The Earth Mother commands a Paleolithic Spirit Man to solve a murder.
Raven, a Spirit Man who doubts the existence of spirits, has never been sure of his worth in the role, but at his advanced age, he’s acquired enough wisdom to put on a good show. His small tribe is part of The People, who are migrating across the far north of Alaska, following the vast herds of animals that provide for most of their needs. When Tall Pine, one of the tribe’s leaders, is found garroted, Raven realizes the killer must be one of their own band. That night, he dreams his skull is in a strange hut, being held in the hands of a strange man; Raven can understand him when he speaks.
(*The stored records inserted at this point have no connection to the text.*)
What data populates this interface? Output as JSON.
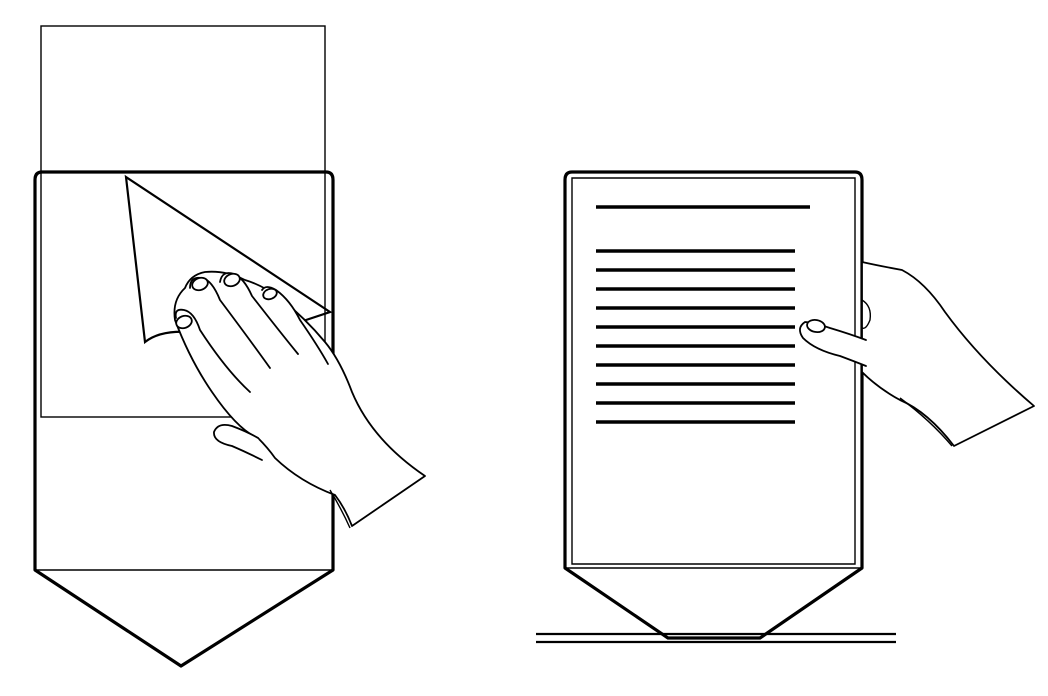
{
  "figure": {
    "panels": [
      {
        "id": "left",
        "depiction": "hand-peeling-protective-film",
        "icons": [
          "device-outline",
          "protective-film",
          "hand"
        ]
      },
      {
        "id": "right",
        "depiction": "hand-holding-device-with-text-lines",
        "text_line_count": 11,
        "icons": [
          "device-outline",
          "text-lines",
          "hand",
          "stand-base"
        ]
      }
    ],
    "colors": {
      "stroke": "#000000",
      "background": "#ffffff"
    }
  }
}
When another member of the tribe is killed and a third wounded on a hunting trip, the Earth Mother who shares a body with Raven’s wife, Willow, who he thought had drowned many years earlier, tells Raven that he must solve the murders. After Raven runs away with Down, the clever daughter of Stone, the tribal head who dislikes Raven but fears his power, the Mother convinces the members of the tribe, who have been hunting the pair, that they will not be healed unless Raven solves the crimes. Meanwhile, Raven continues to have painfully prophetic dreams revealing the horrors that will be wrought on his land by oil exploration in the centuries to come. It’s hard for a nonbeliever like Raven to be both a detective and a Spirit Man, reconciling the past and trying to change the future to please a goddess he isn’t sure exists.
Hayes, best known for his Mad Dog & Englishman series (English Lessons, 2011, etc.), draws on his expertise in archaeology and anthropology in this stand-alone. The mystery is slight, but the portrait of tribal life and the lyrical descriptions of an untouched land are worth the read.